In five polls since the Governor Crist endorsement, John McCain has surged and now is either tied with Mitt Romney or has a narrow lead in Florida. There’s an argument that this movement to McCain is directly a function of the Crist news and the media coverage which followed. Pollster/Analyst Charlie Cook tells me: “In a really close race, when conservatives are troubled by whether McCain is really one of them, sure it might make a difference.” The other argument: most of these new polls show Rudy dropping below 15 percent. When the headlines scream that Rudy is slipping from relevance and analysts paint his demise, the voters surely pick up on it. (It is also possible that Crist’s nod for McCain contributed to this by signaling to Florida voters Crist’s view of Rudy’s viability.) Cook offered this alternative view regarding the Crist endorsement: “It may just be a sign that the smart money and sharpies are seeing the handwriting on the wall. Are the endorsements a cause or an effect?” Either way, it is hard to escape the conclusion that as Rudy’s vote total goes down, McCain’s goes up.
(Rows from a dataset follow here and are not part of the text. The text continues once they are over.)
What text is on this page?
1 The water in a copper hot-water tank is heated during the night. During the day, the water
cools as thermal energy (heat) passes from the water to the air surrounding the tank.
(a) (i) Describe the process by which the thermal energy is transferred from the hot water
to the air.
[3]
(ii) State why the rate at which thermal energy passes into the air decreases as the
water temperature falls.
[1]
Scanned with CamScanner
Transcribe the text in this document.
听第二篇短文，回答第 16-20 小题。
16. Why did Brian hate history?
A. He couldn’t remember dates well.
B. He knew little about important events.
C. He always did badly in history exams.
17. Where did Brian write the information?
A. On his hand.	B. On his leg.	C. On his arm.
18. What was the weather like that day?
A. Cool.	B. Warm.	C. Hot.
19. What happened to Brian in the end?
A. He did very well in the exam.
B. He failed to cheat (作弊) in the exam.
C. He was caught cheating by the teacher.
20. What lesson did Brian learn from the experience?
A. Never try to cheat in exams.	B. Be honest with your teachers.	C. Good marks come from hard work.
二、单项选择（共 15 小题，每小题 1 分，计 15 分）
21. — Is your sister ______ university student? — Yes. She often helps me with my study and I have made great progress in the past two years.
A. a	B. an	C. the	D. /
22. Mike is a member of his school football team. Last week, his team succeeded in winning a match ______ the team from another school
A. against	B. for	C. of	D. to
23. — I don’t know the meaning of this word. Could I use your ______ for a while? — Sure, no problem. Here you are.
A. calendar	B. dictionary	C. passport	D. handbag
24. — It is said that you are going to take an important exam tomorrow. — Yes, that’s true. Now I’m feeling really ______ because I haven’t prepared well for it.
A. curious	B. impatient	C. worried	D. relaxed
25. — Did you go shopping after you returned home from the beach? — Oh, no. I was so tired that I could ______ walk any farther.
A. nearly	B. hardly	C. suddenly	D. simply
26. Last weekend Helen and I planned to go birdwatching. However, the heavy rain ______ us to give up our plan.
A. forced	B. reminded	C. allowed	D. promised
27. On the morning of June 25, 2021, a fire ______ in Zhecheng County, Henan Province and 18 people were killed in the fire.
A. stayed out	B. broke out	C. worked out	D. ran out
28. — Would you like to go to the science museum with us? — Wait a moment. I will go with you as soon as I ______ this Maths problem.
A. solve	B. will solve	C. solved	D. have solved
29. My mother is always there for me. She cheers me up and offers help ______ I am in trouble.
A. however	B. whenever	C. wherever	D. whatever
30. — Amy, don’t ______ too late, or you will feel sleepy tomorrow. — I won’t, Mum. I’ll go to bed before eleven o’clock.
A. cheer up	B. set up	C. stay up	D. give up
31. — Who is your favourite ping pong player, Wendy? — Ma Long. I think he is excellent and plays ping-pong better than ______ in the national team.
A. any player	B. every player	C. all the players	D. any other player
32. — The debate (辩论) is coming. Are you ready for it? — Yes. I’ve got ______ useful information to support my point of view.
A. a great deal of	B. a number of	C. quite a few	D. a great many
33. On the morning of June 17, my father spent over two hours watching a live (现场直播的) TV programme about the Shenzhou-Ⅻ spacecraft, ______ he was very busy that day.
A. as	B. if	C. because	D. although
Romney, eyeing those poll numbers, launched a counterattack, labeling McCain a “liberal Democrat.” The McCain team put out a statement under McCain’s name accusing Romney of “wholesale deception” and reminding voters of Romney’s flip-flops on “cap and trade,” immigration reform, and campaign finance reform. The statement ends:

The truth is, Mitt Romney was a liberal governor of Massachusetts who raised taxes, imposed with Ted Kennedy a big government mandate health care plan that is now a quarter of a billion dollars in the red, and managed his state’s economy incompetently, leaving Massachusetts with less job growth than 47 other states.

Well, I guess we won’t be ending on a warm and fuzzy note in Florida.